# A new old chainsaw



## kweinert (Jul 25, 2012)

Yes, I know this is very small but it will do for me for now for what I need it for.

A few years back when my ex-mother-in-law moved to Florida I inherited this chainsaw, a Stihl 015L. Sometime back before 1984 it was.

I don't know how long it had been before then that it had been used, but I know I've never fired it up.

Until tonight.

Picked up some 1:40 fuel mix, put it in, pulled the cord a few times - and it fired up. Surprised the hell out of me.
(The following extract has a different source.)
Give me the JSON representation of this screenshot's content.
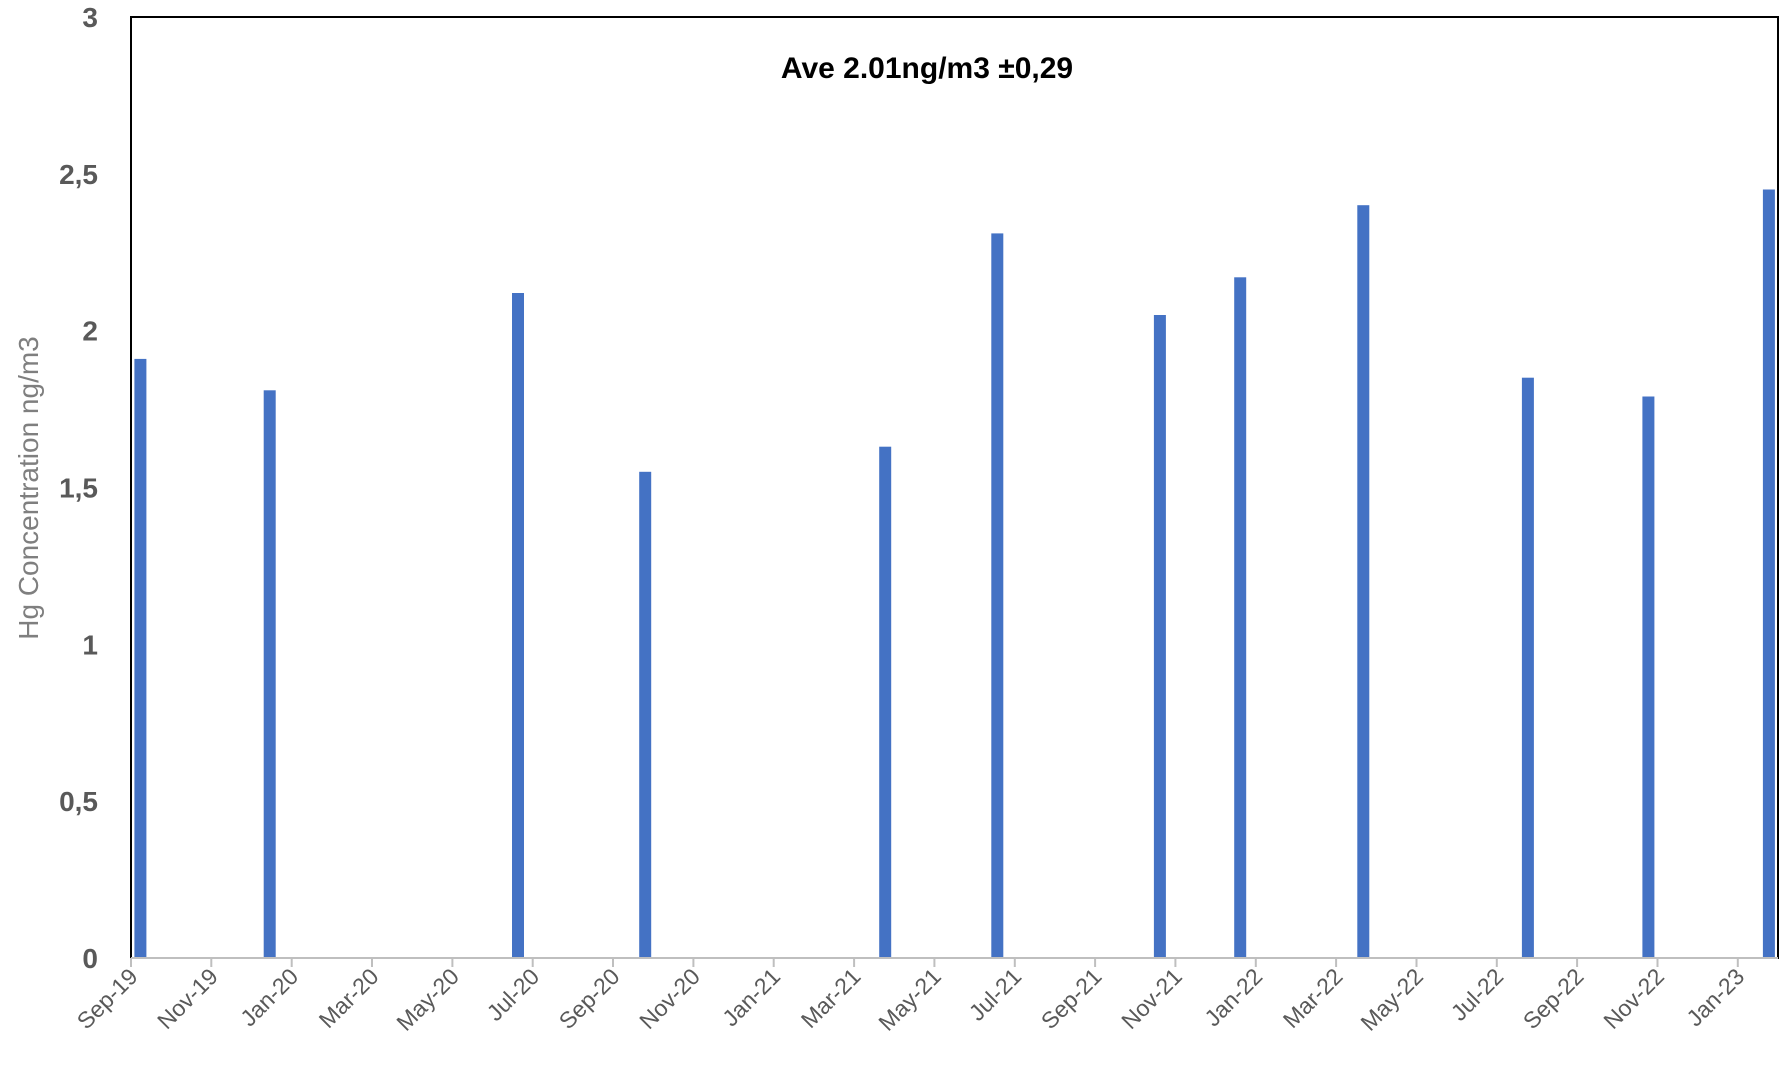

The chain is pretty loose so I'm not using it yet. Oh, and the off switch doesn't work. Putting the choke on will kill it, as will smothering it.

So, aside from telling my little story I'm going to ask if anyone has a good place to get a manual for this. I'm still hitting up Google, just haven't had any luck yet. I did find that they can be found on feebay still, along with a bunch of parts.

Ken


----------



## woodtickgreg (Jul 25, 2012)

No clue on the manual, I would have to search for it just like you are, maybe try googling stihl chainsaw manuals. If you choke it to kill it you might want to pick up some extra spark plugs as they will foul by killing the engine that way. It wont hurt anything, just the plugs. Check the wire that goes from the switch to the coil also, sometimes they get disconnected or cut by the flywheel.


----------